Does Gunshot Noise Spook Deer?

Does the noise of a gunshot spook deer? The answer is “it depends.” I doubt deer are born with knowledge that the noise of a gun or the smell of burnt powder is often associated with danger.

deer by trap range in Sparta, IL

Deer can be conditioned to accept or reject smells and noises they associate with danger.

Deer often learn from experiences and other deer to fear many of the sources of danger they face. For example deer certainly run from low flying helicopters when I’m doing aerial surveys in south Texas. However, deer commonly feed close by pads where the helicopter refuels frequently. They’ve obviously learned or been conditioned to accept the helicopter in that area as something that doesn’t present danger whereas the same helicopter flying low over the brush spooks 100’s of deer.

A friend recently shared a great example of how deer learn or can be conditioned to accept or reject smells, noises, etc., as a source of danger. Recently the National Scholastic Clay Trap Program (SCTP) meet was held in Sparta, IL. There were 3,000+ shooters that shot 700,000+ rounds during four days. It was constant shooting from early until late each day.

My friend Dan Appelbaum’s son was participating in the SCTP meet. During a round with shooters up and down the line for literally hundreds of yards deer starting feeding 80 yards or so directly in front of the trap house where Dan’s son was shooting!

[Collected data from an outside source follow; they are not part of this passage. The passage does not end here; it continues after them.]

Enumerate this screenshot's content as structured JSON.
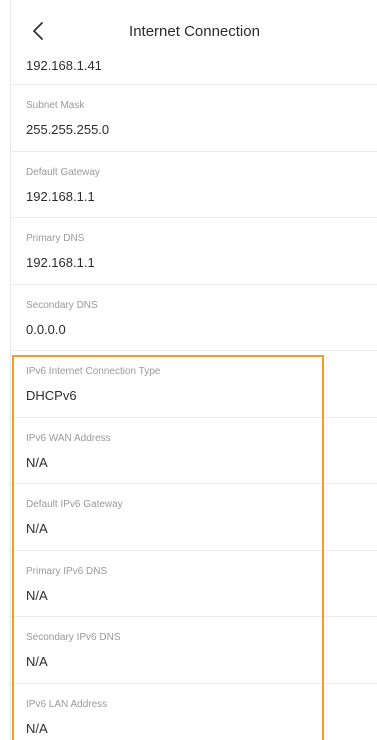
{
  "header": {
    "title": "Internet Connection",
    "back_icon": "chevron-left-icon"
  },
  "top_value": "192.168.1.41",
  "rows": [
    {
      "label": "Subnet Mask",
      "value": "255.255.255.0"
    },
    {
      "label": "Default Gateway",
      "value": "192.168.1.1"
    },
    {
      "label": "Primary DNS",
      "value": "192.168.1.1"
    },
    {
      "label": "Secondary DNS",
      "value": "0.0.0.0"
    },
    {
      "label": "IPv6 Internet Connection Type",
      "value": "DHCPv6"
    },
    {
      "label": "IPv6 WAN Address",
      "value": "N/A"
    },
    {
      "label": "Default IPv6 Gateway",
      "value": "N/A"
    },
    {
      "label": "Primary IPv6 DNS",
      "value": "N/A"
    },
    {
      "label": "Secondary IPv6 DNS",
      "value": "N/A"
    },
    {
      "label": "IPv6 LAN Address",
      "value": "N/A"
    }
  ],
  "colors": {
    "highlight": "#f39a2c",
    "label": "#9a9a9a",
    "value": "#2c2c2c"
  }
}
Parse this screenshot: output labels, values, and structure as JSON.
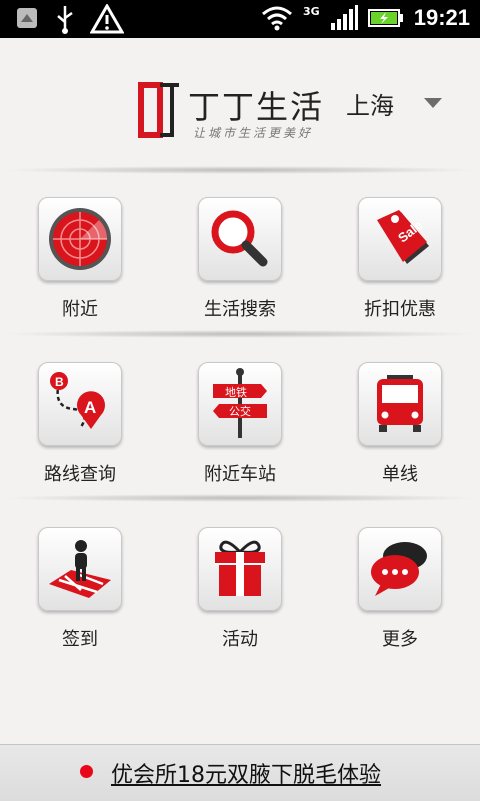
{
  "status_bar": {
    "time": "19:21",
    "network": "3G",
    "icons": [
      "satellite-icon",
      "usb-icon",
      "warning-icon",
      "wifi-icon",
      "signal-icon",
      "battery-charging-icon"
    ]
  },
  "header": {
    "brand_name": "丁丁生活",
    "slogan": "让城市生活更美好",
    "city": "上海",
    "brand_color": "#d5151f"
  },
  "menu": [
    {
      "label": "附近",
      "icon": "radar-icon"
    },
    {
      "label": "生活搜索",
      "icon": "magnifier-icon"
    },
    {
      "label": "折扣优惠",
      "icon": "sale-tag-icon"
    },
    {
      "label": "路线查询",
      "icon": "route-icon"
    },
    {
      "label": "附近车站",
      "icon": "signpost-icon",
      "sign_top": "地铁",
      "sign_bottom": "公交"
    },
    {
      "label": "单线",
      "icon": "bus-icon"
    },
    {
      "label": "签到",
      "icon": "checkin-icon"
    },
    {
      "label": "活动",
      "icon": "gift-icon"
    },
    {
      "label": "更多",
      "icon": "chat-bubbles-icon"
    }
  ],
  "banner": {
    "text": "优会所18元双腋下脱毛体验",
    "dot_color": "#e8081a"
  }
}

The deer didn’t seem overly alert. In fact it distracted the shooters much more than the deer. Clearly the deer living in that area are conditioned to gun shots, the smell of gun powder, gun oil, humans, etc.

I’m sure just a short distance away a gunshot would cause deer to seek cover instantly if it was pointed directly at them.

This same knowledge of deer behavior can be applied to the presence of ATV’s, etc. If deer are conditioned to their presence and don’t have a reason to associate them with danger, it’s doubtful deer alter their activity patterns when they are present. If the source of the disturbance is new then deer probably become very alert and alter their activity patterns. Hunters need to consider these observations when they are scouting and hunting.